O realizador da obra, José Basto da Silva, revelou ao Ponto Final que teve a intenção de criar um documentário “diferente do que tem sido feito até agora”, que “é muito baseado em fotografias ou desenhos, pouco visual e, sobretudo, sem uma compreensão física, sensorial, do que os intervenientes, na altura, terão vivenciado,” referiu o actual presidente da AAAEC. “Para já não conseguimos viajar no tempo, não é possível mostrar o que se passou de facto, mas tentei simular os acontecimentos e mostrar, em filme, o melhor possível, embora com todas as limitações,” acrescentou.

Recorrendo à produção de um documentário de 11 minutos, o realizador macaense tentou abrir a possibilidade de reconstruir as memórias e revisitar a verdadeira história da batalha de Macau de Junho de 1622. “Procurei identificar o mais fielmente possível qual o trilho que percorreram, o que terão visto e sentido, as circunstâncias em que tudo se desenrolou, de modo a perceber melhor a situação,” referiu.

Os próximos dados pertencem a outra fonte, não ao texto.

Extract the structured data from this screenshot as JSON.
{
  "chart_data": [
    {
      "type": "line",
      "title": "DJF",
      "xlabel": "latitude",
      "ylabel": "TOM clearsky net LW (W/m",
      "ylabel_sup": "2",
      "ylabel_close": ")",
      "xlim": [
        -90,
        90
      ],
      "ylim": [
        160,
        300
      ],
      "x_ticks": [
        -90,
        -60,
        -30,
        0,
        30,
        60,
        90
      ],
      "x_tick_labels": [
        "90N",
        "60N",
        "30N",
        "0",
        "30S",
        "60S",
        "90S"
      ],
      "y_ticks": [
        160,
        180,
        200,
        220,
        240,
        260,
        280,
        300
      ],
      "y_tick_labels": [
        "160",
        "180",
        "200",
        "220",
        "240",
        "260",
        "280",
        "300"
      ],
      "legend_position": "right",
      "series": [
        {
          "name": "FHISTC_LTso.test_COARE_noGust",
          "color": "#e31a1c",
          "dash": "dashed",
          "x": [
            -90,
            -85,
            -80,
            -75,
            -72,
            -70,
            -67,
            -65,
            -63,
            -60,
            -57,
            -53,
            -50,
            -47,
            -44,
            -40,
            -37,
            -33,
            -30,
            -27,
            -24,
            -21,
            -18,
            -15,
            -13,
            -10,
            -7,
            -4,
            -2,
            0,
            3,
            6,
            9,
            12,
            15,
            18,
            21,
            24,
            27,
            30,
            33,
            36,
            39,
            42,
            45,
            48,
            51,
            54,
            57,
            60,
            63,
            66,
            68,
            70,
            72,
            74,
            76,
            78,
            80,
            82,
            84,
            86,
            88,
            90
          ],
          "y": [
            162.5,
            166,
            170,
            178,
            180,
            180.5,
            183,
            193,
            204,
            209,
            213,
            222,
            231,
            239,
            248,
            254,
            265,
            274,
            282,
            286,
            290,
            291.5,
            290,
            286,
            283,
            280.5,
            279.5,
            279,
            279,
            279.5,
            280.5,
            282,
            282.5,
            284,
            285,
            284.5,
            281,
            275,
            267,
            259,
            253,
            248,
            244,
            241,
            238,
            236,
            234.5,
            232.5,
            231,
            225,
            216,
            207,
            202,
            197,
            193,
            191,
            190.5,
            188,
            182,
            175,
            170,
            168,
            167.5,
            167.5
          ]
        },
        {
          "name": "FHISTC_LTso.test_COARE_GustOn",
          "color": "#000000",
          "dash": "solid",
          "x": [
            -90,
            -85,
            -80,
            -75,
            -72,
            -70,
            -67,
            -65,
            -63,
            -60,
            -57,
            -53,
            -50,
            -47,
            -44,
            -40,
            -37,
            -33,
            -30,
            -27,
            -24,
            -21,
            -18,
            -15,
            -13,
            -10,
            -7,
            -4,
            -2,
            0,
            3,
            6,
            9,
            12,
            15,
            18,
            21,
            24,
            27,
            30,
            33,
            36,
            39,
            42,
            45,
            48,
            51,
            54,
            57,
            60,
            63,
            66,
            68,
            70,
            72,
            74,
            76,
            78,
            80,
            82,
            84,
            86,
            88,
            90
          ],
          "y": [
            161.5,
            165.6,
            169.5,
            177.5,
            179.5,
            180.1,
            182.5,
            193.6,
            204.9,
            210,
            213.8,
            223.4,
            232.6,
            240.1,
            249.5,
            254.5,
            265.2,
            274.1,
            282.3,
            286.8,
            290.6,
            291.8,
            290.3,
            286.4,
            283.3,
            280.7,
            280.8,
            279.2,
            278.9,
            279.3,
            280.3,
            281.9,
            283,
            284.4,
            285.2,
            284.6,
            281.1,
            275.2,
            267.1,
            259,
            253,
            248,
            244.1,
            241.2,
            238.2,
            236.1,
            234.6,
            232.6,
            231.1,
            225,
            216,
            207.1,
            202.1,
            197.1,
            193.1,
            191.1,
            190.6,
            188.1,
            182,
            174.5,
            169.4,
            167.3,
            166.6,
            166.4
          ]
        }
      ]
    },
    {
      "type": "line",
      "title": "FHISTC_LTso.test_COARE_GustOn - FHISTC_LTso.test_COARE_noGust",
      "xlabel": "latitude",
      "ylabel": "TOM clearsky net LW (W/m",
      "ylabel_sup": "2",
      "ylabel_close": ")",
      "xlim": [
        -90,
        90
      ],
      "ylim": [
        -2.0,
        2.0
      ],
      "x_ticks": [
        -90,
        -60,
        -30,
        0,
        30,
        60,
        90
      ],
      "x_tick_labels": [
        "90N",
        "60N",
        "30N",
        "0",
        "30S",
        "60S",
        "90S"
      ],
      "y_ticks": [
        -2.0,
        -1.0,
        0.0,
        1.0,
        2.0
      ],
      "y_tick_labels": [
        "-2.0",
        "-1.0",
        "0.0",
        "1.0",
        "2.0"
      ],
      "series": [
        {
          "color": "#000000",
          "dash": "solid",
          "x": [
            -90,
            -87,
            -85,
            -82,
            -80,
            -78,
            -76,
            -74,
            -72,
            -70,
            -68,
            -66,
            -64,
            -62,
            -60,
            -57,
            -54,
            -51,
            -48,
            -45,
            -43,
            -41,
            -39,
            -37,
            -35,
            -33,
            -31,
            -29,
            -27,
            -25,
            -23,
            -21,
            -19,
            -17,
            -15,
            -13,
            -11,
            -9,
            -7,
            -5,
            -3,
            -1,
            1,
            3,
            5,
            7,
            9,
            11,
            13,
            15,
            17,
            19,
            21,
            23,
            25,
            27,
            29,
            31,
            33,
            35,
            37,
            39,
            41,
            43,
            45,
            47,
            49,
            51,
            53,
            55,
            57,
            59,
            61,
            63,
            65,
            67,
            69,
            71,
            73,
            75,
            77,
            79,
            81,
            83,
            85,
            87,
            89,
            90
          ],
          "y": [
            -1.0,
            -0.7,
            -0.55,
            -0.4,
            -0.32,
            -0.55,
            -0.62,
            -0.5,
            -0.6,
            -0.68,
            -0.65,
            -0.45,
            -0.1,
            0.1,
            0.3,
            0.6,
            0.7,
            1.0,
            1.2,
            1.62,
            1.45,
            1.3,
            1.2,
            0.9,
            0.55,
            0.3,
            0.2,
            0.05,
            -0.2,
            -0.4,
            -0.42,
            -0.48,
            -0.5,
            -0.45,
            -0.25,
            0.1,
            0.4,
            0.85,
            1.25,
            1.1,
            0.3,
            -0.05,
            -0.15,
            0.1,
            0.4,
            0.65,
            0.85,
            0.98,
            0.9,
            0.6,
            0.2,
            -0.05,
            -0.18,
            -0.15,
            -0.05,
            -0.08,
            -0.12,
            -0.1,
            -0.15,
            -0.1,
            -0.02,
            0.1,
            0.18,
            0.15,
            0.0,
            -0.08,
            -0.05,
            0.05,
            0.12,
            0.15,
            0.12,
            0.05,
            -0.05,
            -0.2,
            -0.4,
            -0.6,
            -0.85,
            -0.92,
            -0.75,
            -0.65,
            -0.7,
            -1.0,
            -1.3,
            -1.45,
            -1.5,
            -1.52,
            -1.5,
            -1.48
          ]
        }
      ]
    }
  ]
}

Na semana anterior à data da efeméride, Basto da Silva fez algumas das filmagens e seguiu o percurso a pé durante duas horas, sob um intenso calor. Para o realizador, este trabalho preparatório é considerado significativo já que “só assim se percebem as distâncias, o porquê do caminho percorrido, ou a razão que levou os holandeses a irem à fonte da Flora”, mesmo sabendo que o pano da fortaleza do Monte não estava muito longe, mas a uma distância “ameaçadora”.

Porém, mesmo os melhores planos nem sempre funcionam conforme pretendido. O evento “Serões com Histórias” que estava programado para o dia 23 de Junho, data do primeiro ataque há quatro séculos, acabou por ser cancelado num momento derradeiro.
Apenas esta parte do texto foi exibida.